Sam sat at his brother's dining room table, reading the New York Times, a cup of steaming coffee before him. Things sure had improved around here since Jake started seeing Manny. Now there was always French-roast coffee and toast made with Portuguese sweet bread in the kitchen, not to mention toilet paper in the bathroom. Ah, the civilizing influence of women! He glared at his brother, also engrossed in the Times, across the table. One thing hadn't changed. There was only one copy of the paper delivered, and he, as the uninvited guest, had to content himself with the sections Jake cast off. He'd already read the Arts and Dining Out sections, and he had no interest whatsoever in Business. That left Metro, since Jake was selfishly hogging both Sports and the main section. He picked it up unenthusiastically.

MAYOR VOWS TO RAISE CITY READING SCORES. Yeah, yeah, they kept that story on file and had been rerunning it every year since he'd been in kindergarten; CITY TO ALLOW PEOPLE TO CHOOSE SEX ON THEIR BIRTH CERTIFICATES-only in New York. Sam turned the page. LONG ISLAND POLITICO ACCUSED OF CORRUPTION, like that was news. He glanced over at his brother, who appeared deeply engrossed in the op-ed page. Then why couldn't he have Sports? Sam casually extended his long fingers and slowly drew the Yankees coverage closer.

Slap!

Sports was snatched back.

"C'mon, Jake, you can't read two sections at once.
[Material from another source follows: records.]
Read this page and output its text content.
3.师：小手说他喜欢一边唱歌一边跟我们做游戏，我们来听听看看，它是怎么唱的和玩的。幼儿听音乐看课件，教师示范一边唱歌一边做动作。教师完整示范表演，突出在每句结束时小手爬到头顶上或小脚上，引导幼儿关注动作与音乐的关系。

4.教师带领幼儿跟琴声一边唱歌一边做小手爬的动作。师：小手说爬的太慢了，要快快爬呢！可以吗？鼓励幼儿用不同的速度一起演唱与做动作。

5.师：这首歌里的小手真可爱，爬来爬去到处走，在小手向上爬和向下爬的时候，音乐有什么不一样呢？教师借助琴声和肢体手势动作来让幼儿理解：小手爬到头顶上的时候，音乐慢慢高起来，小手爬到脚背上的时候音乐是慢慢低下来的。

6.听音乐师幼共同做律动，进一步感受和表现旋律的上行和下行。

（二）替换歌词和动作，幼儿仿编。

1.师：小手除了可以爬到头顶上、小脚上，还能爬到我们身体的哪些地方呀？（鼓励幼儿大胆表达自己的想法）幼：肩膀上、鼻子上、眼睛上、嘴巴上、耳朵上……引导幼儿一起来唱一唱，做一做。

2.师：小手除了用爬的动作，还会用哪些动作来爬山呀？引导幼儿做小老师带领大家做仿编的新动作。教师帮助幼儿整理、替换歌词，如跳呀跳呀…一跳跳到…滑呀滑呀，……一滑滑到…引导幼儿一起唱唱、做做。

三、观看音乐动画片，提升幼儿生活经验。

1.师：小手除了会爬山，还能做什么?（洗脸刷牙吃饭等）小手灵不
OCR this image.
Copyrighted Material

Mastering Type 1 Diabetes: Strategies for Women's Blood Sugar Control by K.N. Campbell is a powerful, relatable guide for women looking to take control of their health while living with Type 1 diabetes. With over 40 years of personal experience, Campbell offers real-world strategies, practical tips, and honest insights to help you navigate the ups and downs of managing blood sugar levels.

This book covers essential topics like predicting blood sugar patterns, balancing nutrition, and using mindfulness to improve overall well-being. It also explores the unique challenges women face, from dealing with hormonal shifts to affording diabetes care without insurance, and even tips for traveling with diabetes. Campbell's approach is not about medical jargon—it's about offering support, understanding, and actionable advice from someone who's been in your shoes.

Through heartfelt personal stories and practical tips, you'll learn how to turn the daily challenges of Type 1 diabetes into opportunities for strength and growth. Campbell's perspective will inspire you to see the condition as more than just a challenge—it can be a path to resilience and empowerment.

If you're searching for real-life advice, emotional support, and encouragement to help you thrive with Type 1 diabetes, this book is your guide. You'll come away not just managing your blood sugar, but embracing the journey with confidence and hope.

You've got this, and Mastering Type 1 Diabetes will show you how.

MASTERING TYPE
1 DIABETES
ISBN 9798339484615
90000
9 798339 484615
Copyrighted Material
Just let me check the standings."

"No, I won't get it back. I want to read the paper in peace before I leave for work. You have all day to read it. Wait."

Sam sighed and returned to the Metro section. No new stories on the Vampire or the Preppy Terrorist. It really was a slow news day. He turned to the third page of the section and scanned the "Metro Briefs," stories so minor that they didn't merit a bylined article. A fire in Westchester, a hit-and-run in Connecticut… His gaze slid down the column in boredom, then stopped, riveted.